CopyFrom() - after all preparations calls heap_insert(). Or in case we have a butch of buffered heap tuples calls heap_multi_insert() via CopyFromInsertBatch. CopyTo() - recieves tuple via heap_getnext()
|indexcmds.c||POSTGRES define and remove index code.
ReindexIndex() -> reindex_index()
ReindexTable() -> reindex_relation() -> reindex_index(). Maybe it’s a place for optimisation? Now, if we want to rebuild N indexes on a table, we perform index_build() and underlying table scan, N times. Maybe it’s possible to do it in one pass, building the indexes in parallel? Although it seems to be quite complicated...
|tablecmds.c||Commands for creating and altering table structures and settings.
TODO This file is too big. It has a lot of unrelated stuff, that should be replaced to other files.
1. RemoveRelations() - that implements DROP TABLE, DROP INDEX, DROP SEQUENCE, DROP VIEW, DROP MATERIALIZED VIEW, DROP FOREIGN TABLE. Actually it's only a wrapper for performMultipleDeletions() that lives in src/backend/catalog/dependency.c And again it's not any relation, TOAST TABLE and RELKIND_COMPOSITE_TYPE are hendled somewhere else. Toast tables cannot be deleted directly and Composite type use DROP TYPE instead of DROP relation. See ExecDropStmt().
2. ExecuteTruncate() - does all work on rel truncation, can perform MVCC-unsafe truncation heap_truncate_one_rel()

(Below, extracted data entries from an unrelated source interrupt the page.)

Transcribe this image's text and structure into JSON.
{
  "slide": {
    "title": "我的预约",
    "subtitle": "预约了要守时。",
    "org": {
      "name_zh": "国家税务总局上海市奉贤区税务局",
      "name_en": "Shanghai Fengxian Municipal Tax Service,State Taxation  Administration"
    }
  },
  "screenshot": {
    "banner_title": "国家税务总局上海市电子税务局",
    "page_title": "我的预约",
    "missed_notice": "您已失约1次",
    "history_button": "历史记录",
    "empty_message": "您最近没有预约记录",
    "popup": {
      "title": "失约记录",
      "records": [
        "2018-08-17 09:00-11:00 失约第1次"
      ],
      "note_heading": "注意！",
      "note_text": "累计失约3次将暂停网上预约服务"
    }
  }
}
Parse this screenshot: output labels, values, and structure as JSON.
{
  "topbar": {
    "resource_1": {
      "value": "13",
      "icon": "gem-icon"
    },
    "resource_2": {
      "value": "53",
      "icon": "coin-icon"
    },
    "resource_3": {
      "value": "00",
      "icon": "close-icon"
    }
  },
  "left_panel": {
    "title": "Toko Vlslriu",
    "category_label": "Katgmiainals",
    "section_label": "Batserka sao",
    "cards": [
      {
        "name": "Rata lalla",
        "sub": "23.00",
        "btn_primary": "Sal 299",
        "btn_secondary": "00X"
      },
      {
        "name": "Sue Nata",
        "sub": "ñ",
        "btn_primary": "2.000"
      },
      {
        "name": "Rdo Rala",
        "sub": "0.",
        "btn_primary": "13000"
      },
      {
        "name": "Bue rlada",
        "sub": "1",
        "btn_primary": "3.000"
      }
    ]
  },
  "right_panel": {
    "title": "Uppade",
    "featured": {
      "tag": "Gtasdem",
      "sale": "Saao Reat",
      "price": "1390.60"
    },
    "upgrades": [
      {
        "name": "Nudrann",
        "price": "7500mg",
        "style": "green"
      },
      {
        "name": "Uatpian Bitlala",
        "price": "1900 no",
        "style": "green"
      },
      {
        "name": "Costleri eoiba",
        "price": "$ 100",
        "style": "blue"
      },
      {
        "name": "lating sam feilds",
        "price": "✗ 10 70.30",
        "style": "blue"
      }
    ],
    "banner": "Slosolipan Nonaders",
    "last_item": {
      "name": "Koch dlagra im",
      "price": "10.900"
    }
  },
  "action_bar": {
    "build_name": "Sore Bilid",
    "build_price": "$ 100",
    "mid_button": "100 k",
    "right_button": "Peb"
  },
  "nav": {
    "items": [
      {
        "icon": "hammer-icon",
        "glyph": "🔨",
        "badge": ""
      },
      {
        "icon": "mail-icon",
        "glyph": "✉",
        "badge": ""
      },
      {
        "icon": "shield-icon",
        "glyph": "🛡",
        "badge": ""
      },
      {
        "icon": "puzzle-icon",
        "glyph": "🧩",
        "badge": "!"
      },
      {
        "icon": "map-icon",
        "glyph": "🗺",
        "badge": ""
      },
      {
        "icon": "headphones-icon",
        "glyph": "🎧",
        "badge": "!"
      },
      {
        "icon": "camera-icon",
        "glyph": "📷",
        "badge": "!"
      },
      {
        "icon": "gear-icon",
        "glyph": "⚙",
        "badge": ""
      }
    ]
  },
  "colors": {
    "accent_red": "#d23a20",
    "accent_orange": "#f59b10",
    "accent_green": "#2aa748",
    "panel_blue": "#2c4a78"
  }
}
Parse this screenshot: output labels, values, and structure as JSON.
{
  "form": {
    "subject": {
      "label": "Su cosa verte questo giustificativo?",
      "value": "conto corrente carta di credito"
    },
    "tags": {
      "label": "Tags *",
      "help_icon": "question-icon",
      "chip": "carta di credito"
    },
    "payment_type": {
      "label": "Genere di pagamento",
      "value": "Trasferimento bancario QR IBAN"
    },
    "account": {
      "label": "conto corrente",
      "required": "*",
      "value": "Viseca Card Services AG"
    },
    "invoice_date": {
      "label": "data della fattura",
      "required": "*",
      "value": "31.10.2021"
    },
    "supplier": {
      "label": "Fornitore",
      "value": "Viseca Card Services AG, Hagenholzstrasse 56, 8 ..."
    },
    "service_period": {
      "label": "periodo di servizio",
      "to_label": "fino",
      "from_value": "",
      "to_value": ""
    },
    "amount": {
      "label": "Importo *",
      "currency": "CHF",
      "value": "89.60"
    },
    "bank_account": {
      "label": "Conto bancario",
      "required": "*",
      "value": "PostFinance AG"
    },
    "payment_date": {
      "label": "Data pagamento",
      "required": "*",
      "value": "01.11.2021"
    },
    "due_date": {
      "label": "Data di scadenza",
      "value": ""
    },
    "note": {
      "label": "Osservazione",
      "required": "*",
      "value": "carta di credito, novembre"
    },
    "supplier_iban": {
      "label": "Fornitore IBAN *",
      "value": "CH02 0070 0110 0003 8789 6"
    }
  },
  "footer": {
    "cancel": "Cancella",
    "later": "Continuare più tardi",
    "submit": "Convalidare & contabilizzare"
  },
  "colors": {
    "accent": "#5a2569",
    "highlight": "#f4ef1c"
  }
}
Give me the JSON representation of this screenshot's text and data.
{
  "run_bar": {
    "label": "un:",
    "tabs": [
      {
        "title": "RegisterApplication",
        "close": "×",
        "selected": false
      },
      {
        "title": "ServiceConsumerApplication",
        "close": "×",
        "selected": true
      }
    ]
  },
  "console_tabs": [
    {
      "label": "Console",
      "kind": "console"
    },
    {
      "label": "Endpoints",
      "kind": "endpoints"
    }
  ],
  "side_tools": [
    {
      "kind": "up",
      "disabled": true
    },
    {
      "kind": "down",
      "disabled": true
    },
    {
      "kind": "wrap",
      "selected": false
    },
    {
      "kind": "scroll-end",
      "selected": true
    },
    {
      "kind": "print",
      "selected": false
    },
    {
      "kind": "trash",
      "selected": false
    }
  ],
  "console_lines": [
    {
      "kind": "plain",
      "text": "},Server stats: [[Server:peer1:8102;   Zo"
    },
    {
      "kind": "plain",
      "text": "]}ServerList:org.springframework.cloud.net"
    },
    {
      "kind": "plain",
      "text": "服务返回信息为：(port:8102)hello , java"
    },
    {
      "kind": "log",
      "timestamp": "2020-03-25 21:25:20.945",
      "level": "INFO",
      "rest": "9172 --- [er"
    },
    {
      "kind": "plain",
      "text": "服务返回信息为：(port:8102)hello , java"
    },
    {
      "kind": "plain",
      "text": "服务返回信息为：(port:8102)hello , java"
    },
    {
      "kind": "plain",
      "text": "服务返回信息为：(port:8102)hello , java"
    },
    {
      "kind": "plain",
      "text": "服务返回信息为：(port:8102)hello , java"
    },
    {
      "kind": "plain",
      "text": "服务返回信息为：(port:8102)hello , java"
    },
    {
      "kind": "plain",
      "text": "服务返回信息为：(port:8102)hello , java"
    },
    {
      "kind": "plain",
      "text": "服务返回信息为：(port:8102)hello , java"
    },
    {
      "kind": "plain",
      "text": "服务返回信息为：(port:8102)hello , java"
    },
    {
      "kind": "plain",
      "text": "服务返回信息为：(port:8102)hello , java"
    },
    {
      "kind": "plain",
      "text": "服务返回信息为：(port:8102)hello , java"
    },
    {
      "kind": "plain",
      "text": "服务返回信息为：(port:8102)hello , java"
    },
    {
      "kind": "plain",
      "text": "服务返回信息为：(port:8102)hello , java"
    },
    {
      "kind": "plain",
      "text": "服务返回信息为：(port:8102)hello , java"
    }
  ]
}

3. copy_relation_data() - copy physical file, block by block, when tablespase has been changed. TODO replace it closer to storage management.
|vacuum.c||The postgres vacuum cleaner.
This file now includes only control and dispatch code for VACUUM and ANALYZE commands. Regular VACUUM is implemented in vacuumlazy.c, ANALYZE in analyze.c, and VACUUM FULL is a variant of CLUSTER, handled in cluster.c. Also here lives vac_truncate_clog() that after a number of check calls TruncateCLOG, TruncateCommitTs, TruncateMultiXact.
|vacuumlazy.c||Concurrent ("lazy") vacuuming.
lazy_scan_heap() and lazy_vacuum_heap() should rather call interface functions of heapam (like lazy_vacuum_index() does), instead of having full heap-specific code in this file. As well as lazy_vacuum_page(), lazy_check_needs_freeze(), count_nondeletable_pages(), heap_page_is_all_visible().